Security is not unlike brushing your teeth. It's about habbits. You need to do
it correctly and consistently. If you skip brushing your teeth for years, you
can't just spend days brushing your teeth to catch up.

\--

[1]
[https://news.ycombinator.com/item?id=19191241](https://news.ycombinator.com/item?id=19191241)

------
jamieweb
Isn't using this service just asking for your Gmail account to be banned? Even
if the emails are legitimate, if only a small percentage of recipients report
them as spam you'll probably be turned off.

------
samebreath
Love or dislike the business model, I really enjoyed the article. The candid
look went beyond the survivor bias I'm used to reading when it comes to
startup stories. Thanks for sharing @ajaygeol.

------
oops
The difference between me and this guy is I would never have gone to market
with a product that locked up the UI when trying to send 1000 emails. And I’ve
never made $130k/month.

------
mikob
Really shady:

From chrome extensions page ([https://chrome.google.com/webstore/detail/gmass-
powerful-mai...](https://chrome.google.com/webstore/detail/gmass-powerful-
mail-merge/ehomdgjhgmbidokdgicgmdiedadncbgf))

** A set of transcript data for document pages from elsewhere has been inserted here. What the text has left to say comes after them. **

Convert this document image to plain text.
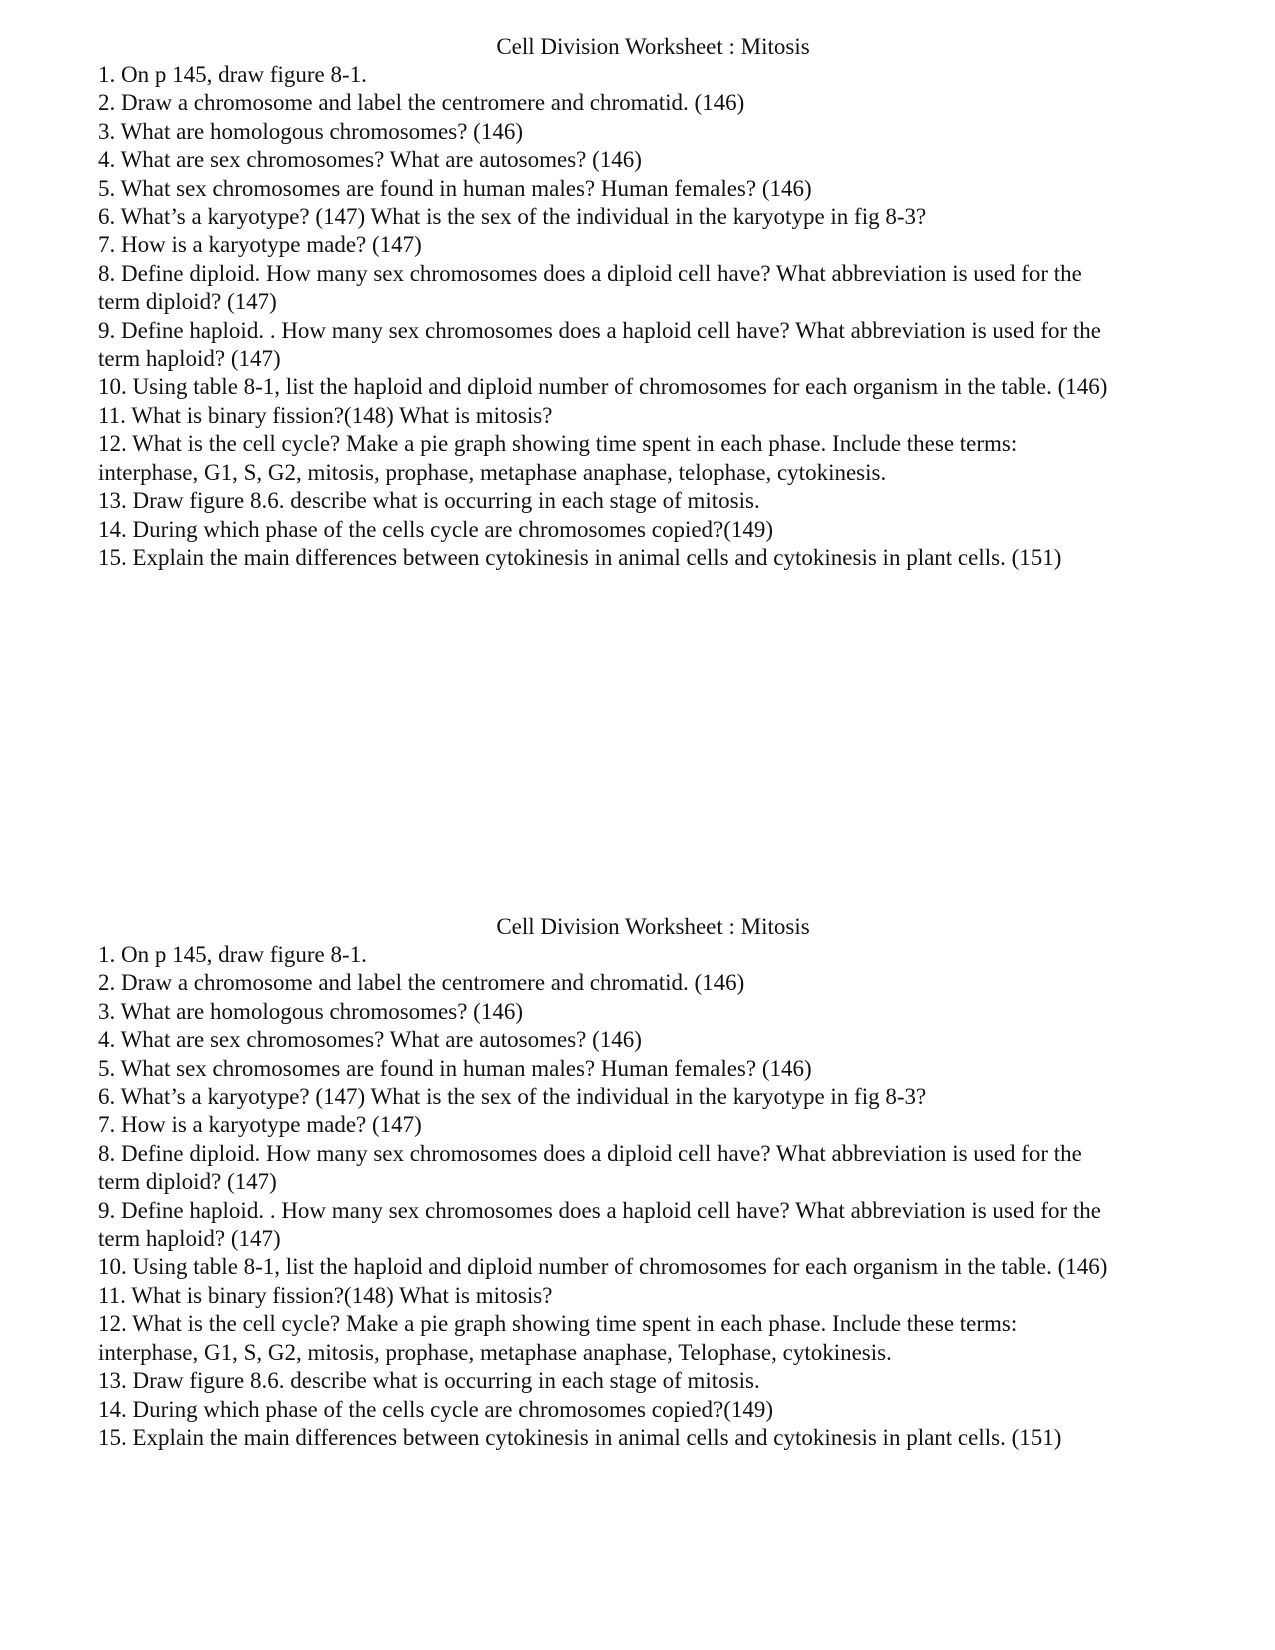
Cell Division Worksheet : Mitosis
1. On p 145, draw figure 8-1.
2. Draw a chromosome and label the centromere and chromatid. (146)
3. What are homologous chromosomes? (146)
4. What are sex chromosomes? What are autosomes? (146)
5. What sex chromosomes are found in human males? Human females? (146)
6. What’s a karyotype? (147) What is the sex of the individual in the karyotype in fig 8-3?
7. How is a karyotype made? (147)
8. Define diploid. How many sex chromosomes does a diploid cell have? What abbreviation is used for the
term diploid? (147)
9. Define haploid. . How many sex chromosomes does a haploid cell have? What abbreviation is used for the
term haploid? (147)
10. Using table 8-1, list the haploid and diploid number of chromosomes for each organism in the table. (146)
11. What is binary fission?(148) What is mitosis?
12. What is the cell cycle? Make a pie graph showing time spent in each phase. Include these terms:
interphase, G1, S, G2, mitosis, prophase, metaphase anaphase, telophase, cytokinesis.
13. Draw figure 8.6. describe what is occurring in each stage of mitosis.
14. During which phase of the cells cycle are chromosomes copied?(149)
15. Explain the main differences between cytokinesis in animal cells and cytokinesis in plant cells. (151)
Cell Division Worksheet : Mitosis
1. On p 145, draw figure 8-1.
2. Draw a chromosome and label the centromere and chromatid. (146)
3. What are homologous chromosomes? (146)
4. What are sex chromosomes? What are autosomes? (146)
5. What sex chromosomes are found in human males? Human females? (146)
6. What’s a karyotype? (147) What is the sex of the individual in the karyotype in fig 8-3?
7. How is a karyotype made? (147)
8. Define diploid. How many sex chromosomes does a diploid cell have? What abbreviation is used for the
term diploid? (147)
9. Define haploid. . How many sex chromosomes does a haploid cell have? What abbreviation is used for the
term haploid? (147)
10. Using table 8-1, list the haploid and diploid number of chromosomes for each organism in the table. (146)
11. What is binary fission?(148) What is mitosis?
12. What is the cell cycle? Make a pie graph showing time spent in each phase. Include these terms:
interphase, G1, S, G2, mitosis, prophase, metaphase anaphase, Telophase, cytokinesis.
13. Draw figure 8.6. describe what is occurring in each stage of mitosis.
14. During which phase of the cells cycle are chromosomes copied?(149)
15. Explain the main differences between cytokinesis in animal cells and cytokinesis in plant cells. (151)
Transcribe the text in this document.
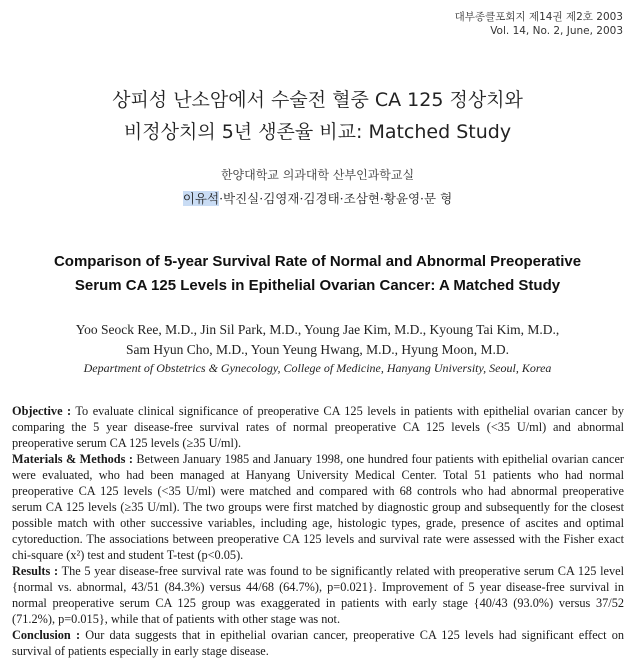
대부종클포회지 제14권 제2호 2003
Vol. 14, No. 2, June, 2003
상피성 난소암에서 수술전 혈중 CA 125 정상치와
비정상치의 5년 생존율 비교: Matched Study
한양대학교 의과대학 산부인과학교실
이유석·박진실·김영재·김경태·조삼현·황윤영·문 형
Comparison of 5-year Survival Rate of Normal and Abnormal Preoperative
Serum CA 125 Levels in Epithelial Ovarian Cancer: A Matched Study
Yoo Seock Ree, M.D., Jin Sil Park, M.D., Young Jae Kim, M.D., Kyoung Tai Kim, M.D.,
Sam Hyun Cho, M.D., Youn Yeung Hwang, M.D., Hyung Moon, M.D.
Department of Obstetrics & Gynecology, College of Medicine, Hanyang University, Seoul, Korea

Objective : To evaluate clinical significance of preoperative CA 125 levels in patients with epithelial ovarian cancer by comparing the 5 year disease-free survival rates of normal preoperative CA 125 levels (<35 U/ml) and abnormal preoperative serum CA 125 levels (≥35 U/ml).

Materials & Methods : Between January 1985 and January 1998, one hundred four patients with epithelial ovarian cancer were evaluated, who had been managed at Hanyang University Medical Center. Total 51 patients who had normal preoperative CA 125 levels (<35 U/ml) were matched and compared with 68 controls who had abnormal preoperative serum CA 125 levels (≥35 U/ml). The two groups were first matched by diagnostic group and subsequently for the closest possible match with other successive variables, including age, histologic types, grade, presence of ascites and optimal cytoreduction. The associations between preoperative CA 125 levels and survival rate were assessed with the Fisher exact chi-square (x²) test and student T-test (p<0.05).

Results : The 5 year disease-free survival rate was found to be significantly related with preoperative serum CA 125 level {normal vs. abnormal, 43/51 (84.3%) versus 44/68 (64.7%), p=0.021}. Improvement of 5 year disease-free survival in normal preoperative serum CA 125 group was exaggerated in patients with early stage {40/43 (93.0%) versus 37/52 (71.2%), p=0.015}, while that of patients with other stage was not.

Conclusion : Our data suggests that in epithelial ovarian cancer, preoperative CA 125 levels had significant effect on survival of patients especially in early stage disease.
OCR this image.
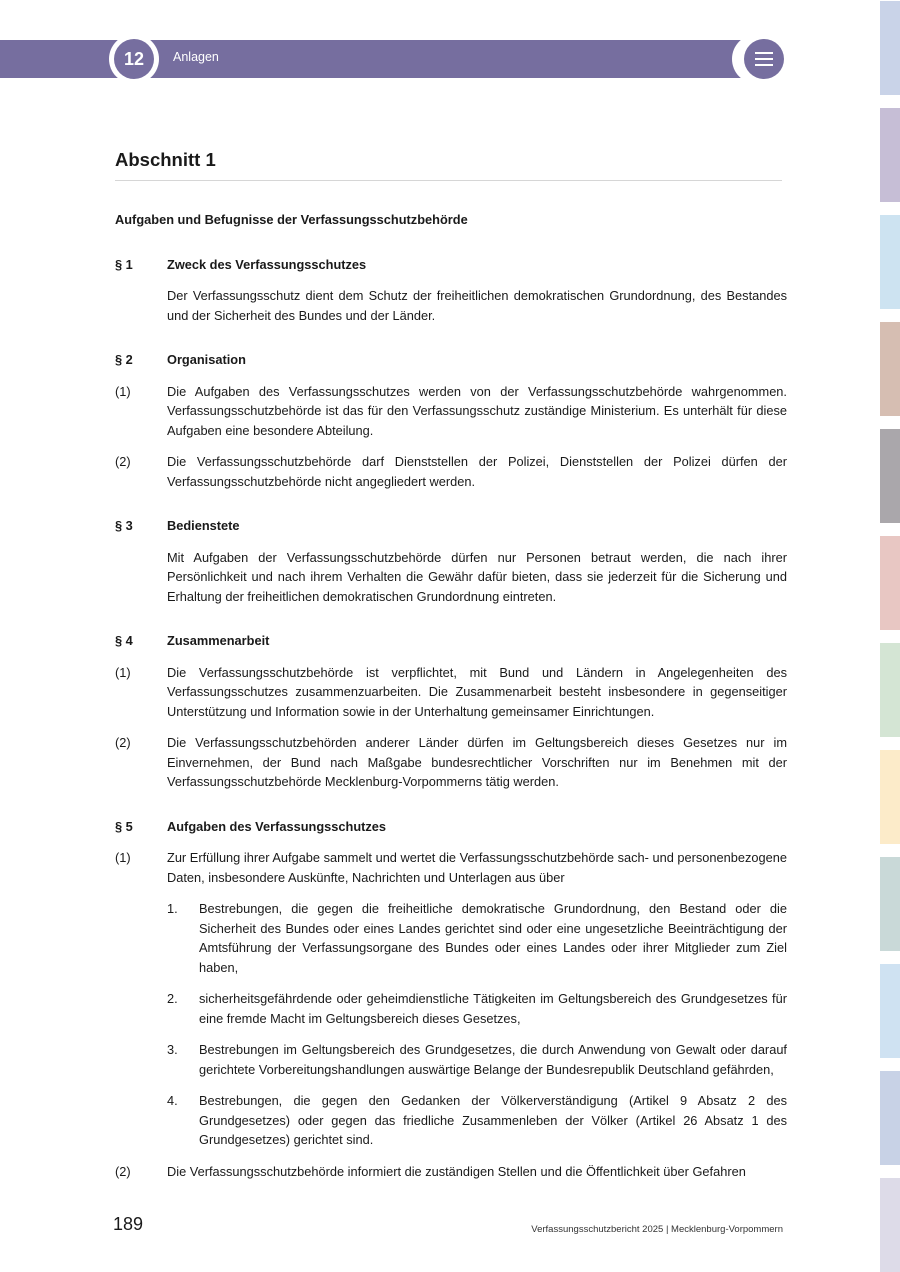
12	Anlagen
Abschnitt 1
Aufgaben und Befugnisse der Verfassungsschutzbehörde
§ 1	Zweck des Verfassungsschutzes
Der Verfassungsschutz dient dem Schutz der freiheitlichen demokratischen Grundordnung, des Bestandes und der Sicherheit des Bundes und der Länder.
§ 2	Organisation
(1)	Die Aufgaben des Verfassungsschutzes werden von der Verfassungsschutzbehörde wahrgenommen. Verfassungsschutzbehörde ist das für den Verfassungsschutz zuständige Ministerium. Es unterhält für diese Aufgaben eine besondere Abteilung.
(2)	Die Verfassungsschutzbehörde darf Dienststellen der Polizei, Dienststellen der Polizei dürfen der Verfassungsschutzbehörde nicht angegliedert werden.
§ 3	Bedienstete
Mit Aufgaben der Verfassungsschutzbehörde dürfen nur Personen betraut werden, die nach ihrer Persönlichkeit und nach ihrem Verhalten die Gewähr dafür bieten, dass sie jederzeit für die Sicherung und Erhaltung der freiheitlichen demokratischen Grundordnung eintreten.
§ 4	Zusammenarbeit
(1)	Die Verfassungsschutzbehörde ist verpflichtet, mit Bund und Ländern in Angelegenheiten des Verfassungsschutzes zusammenzuarbeiten. Die Zusammenarbeit besteht insbesondere in gegenseitiger Unterstützung und Information sowie in der Unterhaltung gemeinsamer Einrichtungen.
(2)	Die Verfassungsschutzbehörden anderer Länder dürfen im Geltungsbereich dieses Gesetzes nur im Einvernehmen, der Bund nach Maßgabe bundesrechtlicher Vorschriften nur im Benehmen mit der Verfassungsschutzbehörde Mecklenburg-Vorpommerns tätig werden.
§ 5	Aufgaben des Verfassungsschutzes
(1)	Zur Erfüllung ihrer Aufgabe sammelt und wertet die Verfassungsschutzbehörde sach- und personenbezogene Daten, insbesondere Auskünfte, Nachrichten und Unterlagen aus über
1. Bestrebungen, die gegen die freiheitliche demokratische Grundordnung, den Bestand oder die Sicherheit des Bundes oder eines Landes gerichtet sind oder eine ungesetzliche Beeinträchtigung der Amtsführung der Verfassungsorgane des Bundes oder eines Landes oder ihrer Mitglieder zum Ziel haben,
2. sicherheitsgefährdende oder geheimdienstliche Tätigkeiten im Geltungsbereich des Grundgesetzes für eine fremde Macht im Geltungsbereich dieses Gesetzes,
3. Bestrebungen im Geltungsbereich des Grundgesetzes, die durch Anwendung von Gewalt oder darauf gerichtete Vorbereitungshandlungen auswärtige Belange der Bundesrepublik Deutschland gefährden,
4. Bestrebungen, die gegen den Gedanken der Völkerverständigung (Artikel 9 Absatz 2 des Grundgesetzes) oder gegen das friedliche Zusammenleben der Völker (Artikel 26 Absatz 1 des Grundgesetzes) gerichtet sind.
(2)	Die Verfassungsschutzbehörde informiert die zuständigen Stellen und die Öffentlichkeit über Gefahren
189	Verfassungsschutzbericht 2025 | Mecklenburg-Vorpommern
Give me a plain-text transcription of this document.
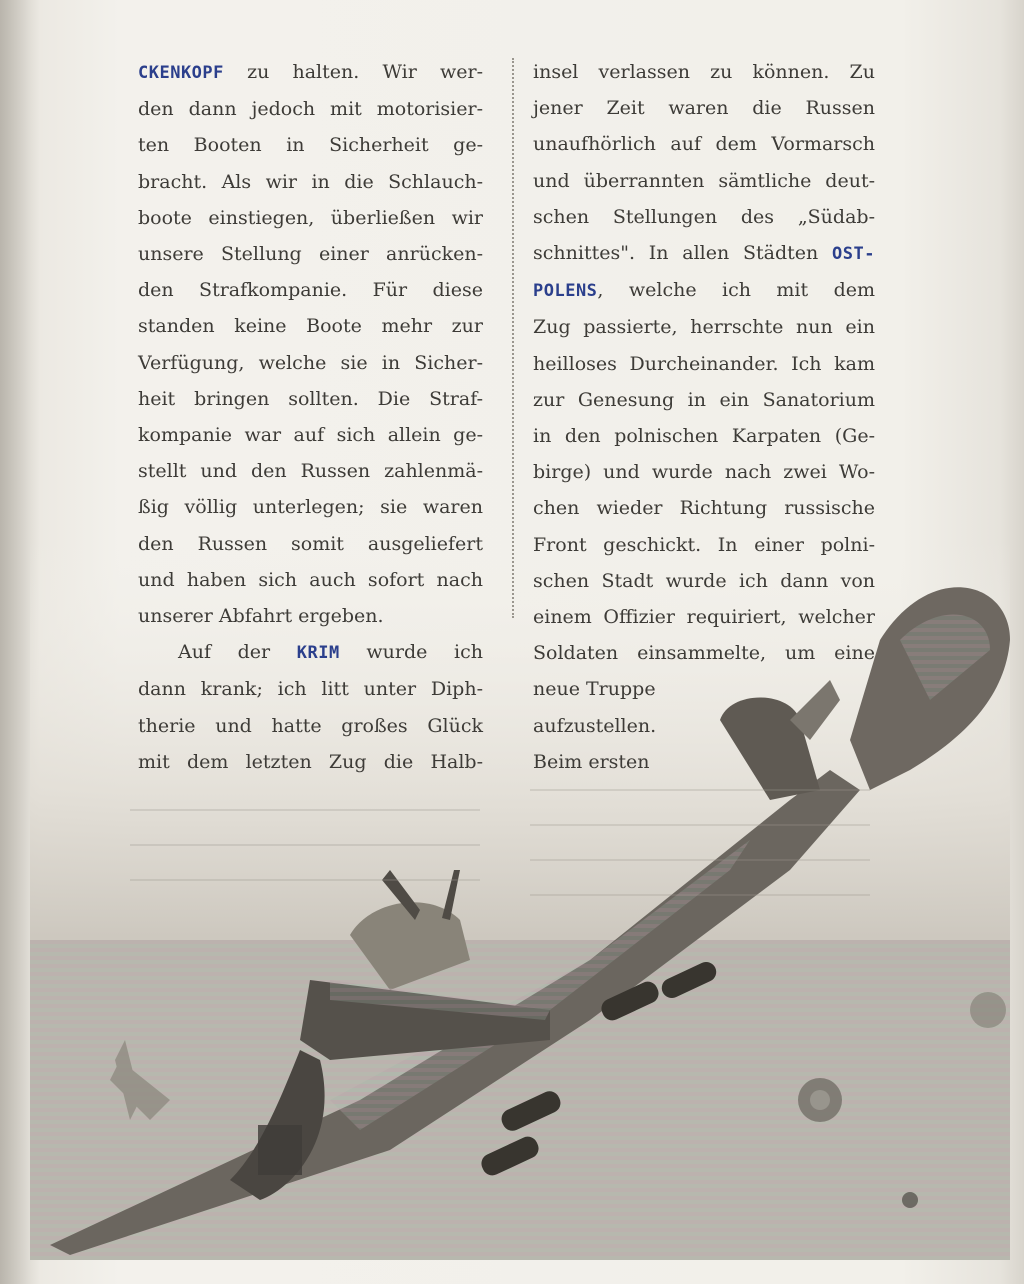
CKENKOPF zu halten. Wir wer-
den dann jedoch mit motorisier-
ten Booten in Sicherheit ge-
bracht. Als wir in die Schlauch-
boote einstiegen, überließen wir
unsere Stellung einer anrücken-
den Strafkompanie. Für diese
standen keine Boote mehr zur
Verfügung, welche sie in Sicher-
heit bringen sollten. Die Straf-
kompanie war auf sich allein ge-
stellt und den Russen zahlenmä-
ßig völlig unterlegen; sie waren
den Russen somit ausgeliefert
und haben sich auch sofort nach
unserer Abfahrt ergeben.

Auf der KRIM wurde ich
dann krank; ich litt unter Diph-
therie und hatte großes Glück
mit dem letzten Zug die Halb-

insel verlassen zu können. Zu
jener Zeit waren die Russen
unaufhörlich auf dem Vormarsch
und überrannten sämtliche deut-
schen Stellungen des „Südab-
schnittes". In allen Städten OST-
POLENS, welche ich mit dem
Zug passierte, herrschte nun ein
heilloses Durcheinander. Ich kam
zur Genesung in ein Sanatorium
in den polnischen Karpaten (Ge-
birge) und wurde nach zwei Wo-
chen wieder Richtung russische
Front geschickt. In einer polni-
schen Stadt wurde ich dann von
einem Offizier requiriert, welcher
Soldaten einsammelte, um eine
neue Truppe
aufzustellen.
Beim ersten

"Writing a review Good day,

I would love to take Ajay Goel on his offer to refund my fee by writing a
review, but I am getting a message stating I cannot because my email address
is not authorize"

------
ausjke
Cant finish reading it, so you make money by spamming me basically, to me this
is like selling drugs.

you probably wrote that article to get more spammer customers, shame on you.

------
joering2
Devil’s advocate here: tens of thausands of deaths in car accidents on roads
all over the world - shame on Toyota, Ford, BMW and everyone else allowing
people to use 5,000 pound of metal to kill each other. We should just stick to
horse riding. Also - 100 deaths per year wordlwide related to children choking
on bubble gum. Shame on Hubba Bubba for creating product that murders
children!

Now to the definitions part: “True spammer” - someone who utilizes his
services with only intent to maliciously message people. “Not true spammer” -
someone with no spamming intention who for example lacks knowledge which
keywords create spam alerts and hence his spam score goes up thru algorythms
and ends up of flagging him a spamer.

Also extra knowledge for you, free of charge: emails posted publicly for
example on someone websites are not directly protected so long as emailer can
prove they got your email from public source. Further a large excemption was
created by congress to for example exempt emergency services and politicians
from being labeled spammers even if they do send unsolicited no opt-in
messages.

Finally - so long as he doesnt advertise or encourage using his tool for spam,
there is absolutely nothing morally wrong with the tool he wrote.

You welcome.

------
aboutruby
I actually built some ruby scripts that do that using the gmail gem :), got my
account locked for one day after 500 emails :) (Google Apps domain)

------
atsaloli
Any plans to integrate with Streak?

------
readhn
Amazing story!

Congrats to founder!

------
aaaaaaaaaaab
TLDR: he made a tool for spammers. What an enterpreneur!

------
gammateam
Also you dont need hockey stick growth if you dont take VC capital or any
outside capital

Businesses like this make more for founders when they dont take outside
capital. With obsessions on growth and liquidation preferences, a business
like this likely wouldnt result in a windfall for a founder during an exit
event.